10 Year Member
A Bubble Screen is a quick pass to a WR or TE with other WRs/TE blocking downfield for them. A Swing Pass is thrown to a RB running horizontal to the Line of Scrimmage after starting in the backfield, but it's only truly a Swing Pass if he has started to turn upfield. A screen pass to a RB could look like a combination of both the Bubble Screen and the Swing Pass, but he must catch it behind the LoS, and most screen passes also have OL getting out front and downfield to block.
Based on what I've read on HM, ALL of the above used to be called "Swing Passes," but now that seems to be evolving.
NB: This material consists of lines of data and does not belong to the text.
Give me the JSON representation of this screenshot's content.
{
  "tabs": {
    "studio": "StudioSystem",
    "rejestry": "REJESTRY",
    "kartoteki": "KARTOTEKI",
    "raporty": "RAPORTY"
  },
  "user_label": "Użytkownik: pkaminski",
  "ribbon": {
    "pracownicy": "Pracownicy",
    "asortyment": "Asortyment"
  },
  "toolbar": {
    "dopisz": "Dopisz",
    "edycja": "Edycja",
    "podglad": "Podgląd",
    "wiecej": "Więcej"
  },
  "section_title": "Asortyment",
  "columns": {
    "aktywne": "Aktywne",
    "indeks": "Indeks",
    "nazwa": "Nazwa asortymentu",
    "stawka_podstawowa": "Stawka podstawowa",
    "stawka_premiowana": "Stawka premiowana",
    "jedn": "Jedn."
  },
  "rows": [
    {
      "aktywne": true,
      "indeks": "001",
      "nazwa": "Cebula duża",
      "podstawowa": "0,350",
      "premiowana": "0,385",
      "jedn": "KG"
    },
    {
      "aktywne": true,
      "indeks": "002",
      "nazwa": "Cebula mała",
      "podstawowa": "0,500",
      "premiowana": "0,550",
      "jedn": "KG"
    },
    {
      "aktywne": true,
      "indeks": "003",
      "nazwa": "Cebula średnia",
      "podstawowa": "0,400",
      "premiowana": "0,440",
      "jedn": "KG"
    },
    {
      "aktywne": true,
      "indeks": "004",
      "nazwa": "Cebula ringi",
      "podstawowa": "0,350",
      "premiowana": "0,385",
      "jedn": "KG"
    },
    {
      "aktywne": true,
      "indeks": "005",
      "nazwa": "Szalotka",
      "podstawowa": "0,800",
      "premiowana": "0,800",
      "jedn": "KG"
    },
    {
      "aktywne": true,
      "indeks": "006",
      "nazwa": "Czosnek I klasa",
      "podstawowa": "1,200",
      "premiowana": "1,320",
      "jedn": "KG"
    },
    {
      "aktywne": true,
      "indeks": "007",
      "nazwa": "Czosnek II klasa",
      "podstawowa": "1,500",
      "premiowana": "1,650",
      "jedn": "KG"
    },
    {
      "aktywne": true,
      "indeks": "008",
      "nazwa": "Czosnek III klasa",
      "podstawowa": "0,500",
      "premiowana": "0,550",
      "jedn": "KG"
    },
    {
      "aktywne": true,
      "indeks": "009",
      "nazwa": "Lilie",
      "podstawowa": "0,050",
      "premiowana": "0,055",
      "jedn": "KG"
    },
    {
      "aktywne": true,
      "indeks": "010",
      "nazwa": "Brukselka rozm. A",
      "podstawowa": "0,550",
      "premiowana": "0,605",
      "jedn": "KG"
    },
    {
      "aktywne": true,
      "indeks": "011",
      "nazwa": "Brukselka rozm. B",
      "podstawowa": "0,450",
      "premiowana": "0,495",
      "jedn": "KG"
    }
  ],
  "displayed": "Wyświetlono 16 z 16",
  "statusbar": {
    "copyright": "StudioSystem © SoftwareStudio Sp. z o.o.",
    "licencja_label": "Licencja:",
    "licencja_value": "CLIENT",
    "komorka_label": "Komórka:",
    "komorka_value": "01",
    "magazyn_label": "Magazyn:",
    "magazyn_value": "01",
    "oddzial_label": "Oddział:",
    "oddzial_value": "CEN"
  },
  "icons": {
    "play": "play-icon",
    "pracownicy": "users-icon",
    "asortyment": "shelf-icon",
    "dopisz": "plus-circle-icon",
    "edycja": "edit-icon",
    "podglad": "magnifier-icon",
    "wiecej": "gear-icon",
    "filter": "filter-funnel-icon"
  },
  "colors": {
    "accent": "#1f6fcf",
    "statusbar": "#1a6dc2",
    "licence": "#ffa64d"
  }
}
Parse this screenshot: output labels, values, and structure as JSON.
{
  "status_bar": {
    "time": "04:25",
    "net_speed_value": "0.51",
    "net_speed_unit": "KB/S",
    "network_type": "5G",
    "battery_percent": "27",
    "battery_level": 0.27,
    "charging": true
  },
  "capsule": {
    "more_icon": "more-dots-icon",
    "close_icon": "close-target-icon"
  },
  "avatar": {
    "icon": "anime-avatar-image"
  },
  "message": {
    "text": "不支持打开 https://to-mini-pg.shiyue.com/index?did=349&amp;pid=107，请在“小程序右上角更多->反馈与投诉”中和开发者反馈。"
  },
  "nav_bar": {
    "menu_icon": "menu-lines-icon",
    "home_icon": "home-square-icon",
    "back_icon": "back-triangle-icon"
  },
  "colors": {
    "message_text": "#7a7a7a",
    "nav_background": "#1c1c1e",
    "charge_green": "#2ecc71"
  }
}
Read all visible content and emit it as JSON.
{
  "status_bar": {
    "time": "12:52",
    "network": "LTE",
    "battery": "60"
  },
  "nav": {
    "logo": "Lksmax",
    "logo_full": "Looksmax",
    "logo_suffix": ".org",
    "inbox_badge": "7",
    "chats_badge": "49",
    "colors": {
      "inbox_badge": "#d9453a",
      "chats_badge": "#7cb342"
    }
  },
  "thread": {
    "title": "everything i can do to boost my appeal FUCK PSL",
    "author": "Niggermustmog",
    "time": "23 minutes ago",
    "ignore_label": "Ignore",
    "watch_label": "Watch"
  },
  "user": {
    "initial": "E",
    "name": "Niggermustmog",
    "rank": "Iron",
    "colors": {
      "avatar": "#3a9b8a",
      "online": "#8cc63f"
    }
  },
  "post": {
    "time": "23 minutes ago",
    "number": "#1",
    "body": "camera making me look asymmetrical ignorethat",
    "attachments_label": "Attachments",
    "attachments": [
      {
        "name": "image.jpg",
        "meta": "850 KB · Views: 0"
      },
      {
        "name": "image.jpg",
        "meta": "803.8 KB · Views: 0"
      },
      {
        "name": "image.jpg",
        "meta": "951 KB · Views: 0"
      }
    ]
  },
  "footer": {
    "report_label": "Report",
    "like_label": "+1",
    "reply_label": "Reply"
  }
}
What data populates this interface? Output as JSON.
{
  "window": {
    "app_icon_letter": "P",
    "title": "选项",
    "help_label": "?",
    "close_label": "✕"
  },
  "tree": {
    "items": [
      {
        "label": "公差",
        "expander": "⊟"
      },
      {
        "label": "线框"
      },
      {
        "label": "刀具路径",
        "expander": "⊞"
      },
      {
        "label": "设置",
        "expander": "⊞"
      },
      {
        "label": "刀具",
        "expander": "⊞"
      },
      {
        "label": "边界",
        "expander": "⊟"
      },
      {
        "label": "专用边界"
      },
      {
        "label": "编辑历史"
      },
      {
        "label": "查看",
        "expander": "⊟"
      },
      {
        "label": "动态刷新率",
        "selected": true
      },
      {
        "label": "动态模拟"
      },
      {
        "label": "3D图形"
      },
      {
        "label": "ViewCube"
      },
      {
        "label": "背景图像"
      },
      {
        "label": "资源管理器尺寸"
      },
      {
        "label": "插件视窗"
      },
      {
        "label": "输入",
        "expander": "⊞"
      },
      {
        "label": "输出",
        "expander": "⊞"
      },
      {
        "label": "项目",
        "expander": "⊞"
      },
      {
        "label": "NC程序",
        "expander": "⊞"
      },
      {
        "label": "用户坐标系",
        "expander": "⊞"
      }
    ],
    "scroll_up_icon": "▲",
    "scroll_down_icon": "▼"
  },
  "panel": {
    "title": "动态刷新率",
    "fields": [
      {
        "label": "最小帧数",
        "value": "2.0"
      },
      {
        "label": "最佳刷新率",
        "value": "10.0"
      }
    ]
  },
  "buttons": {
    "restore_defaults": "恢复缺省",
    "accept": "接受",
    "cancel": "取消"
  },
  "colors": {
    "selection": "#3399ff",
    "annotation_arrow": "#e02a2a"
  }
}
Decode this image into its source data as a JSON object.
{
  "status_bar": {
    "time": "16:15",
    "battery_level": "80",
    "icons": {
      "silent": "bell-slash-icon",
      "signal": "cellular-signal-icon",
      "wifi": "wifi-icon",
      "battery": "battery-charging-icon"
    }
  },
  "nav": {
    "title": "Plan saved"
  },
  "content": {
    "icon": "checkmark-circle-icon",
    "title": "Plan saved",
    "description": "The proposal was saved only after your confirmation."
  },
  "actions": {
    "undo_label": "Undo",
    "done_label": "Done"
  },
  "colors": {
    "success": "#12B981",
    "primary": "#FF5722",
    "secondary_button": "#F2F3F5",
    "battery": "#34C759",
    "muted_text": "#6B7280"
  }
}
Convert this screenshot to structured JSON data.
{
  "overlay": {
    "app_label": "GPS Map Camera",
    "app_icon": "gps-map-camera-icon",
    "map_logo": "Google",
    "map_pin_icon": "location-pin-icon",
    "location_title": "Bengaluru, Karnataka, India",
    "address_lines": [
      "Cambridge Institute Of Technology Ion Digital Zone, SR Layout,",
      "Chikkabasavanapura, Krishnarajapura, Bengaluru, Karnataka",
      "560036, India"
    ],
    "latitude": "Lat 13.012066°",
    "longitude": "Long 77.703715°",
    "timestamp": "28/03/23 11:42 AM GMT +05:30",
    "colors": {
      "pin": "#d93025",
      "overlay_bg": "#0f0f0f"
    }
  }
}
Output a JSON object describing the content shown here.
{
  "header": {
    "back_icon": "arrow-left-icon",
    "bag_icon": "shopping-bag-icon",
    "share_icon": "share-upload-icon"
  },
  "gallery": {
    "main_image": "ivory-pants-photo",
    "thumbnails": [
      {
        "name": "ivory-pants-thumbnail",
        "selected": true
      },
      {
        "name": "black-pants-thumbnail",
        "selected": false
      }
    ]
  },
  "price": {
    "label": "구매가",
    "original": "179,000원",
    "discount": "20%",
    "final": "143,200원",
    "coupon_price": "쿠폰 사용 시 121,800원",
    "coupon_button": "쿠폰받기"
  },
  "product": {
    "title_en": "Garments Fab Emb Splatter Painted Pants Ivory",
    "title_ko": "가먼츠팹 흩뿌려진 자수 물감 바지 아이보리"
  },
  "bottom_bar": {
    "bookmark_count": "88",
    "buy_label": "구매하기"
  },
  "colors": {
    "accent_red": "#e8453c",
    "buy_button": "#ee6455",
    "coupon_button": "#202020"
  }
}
Fwiw, I don't remember any Bubble Screens in Saturday's Red-White game, though I do remember a couple of swing passes to the RB, and a sort of odd delayed screen pass to the RB after the QB rolled out in the opposite direction. This was the play where AM (with assistance from the wind) threw a backwards pass for a 9-yard loss.
As far as the dangerous passes mentioned above, I think that the most dangerous Out-patterns that I saw on Saturday were some simple sideline Out-patterns where the WR sat down in the cushion of zone coverage, or the Smash concepts that Nixon & Co. ran where they started inside then crossed underneath at least one outside WR who was slanting in. Both are relatively generic offensive plays that are a part of every offensive scheme that I know of from Osborne's era through now and into the foreseeable future. Jeff Smith was running a variant of the Smash concept when we failed to convert the 2-point conversion against Miami in the '84 Orange Bowl. About half of the passes that Ricky Simmons caught in the early 80s were variants of the mid-level Out-pattern against deep zone coverage.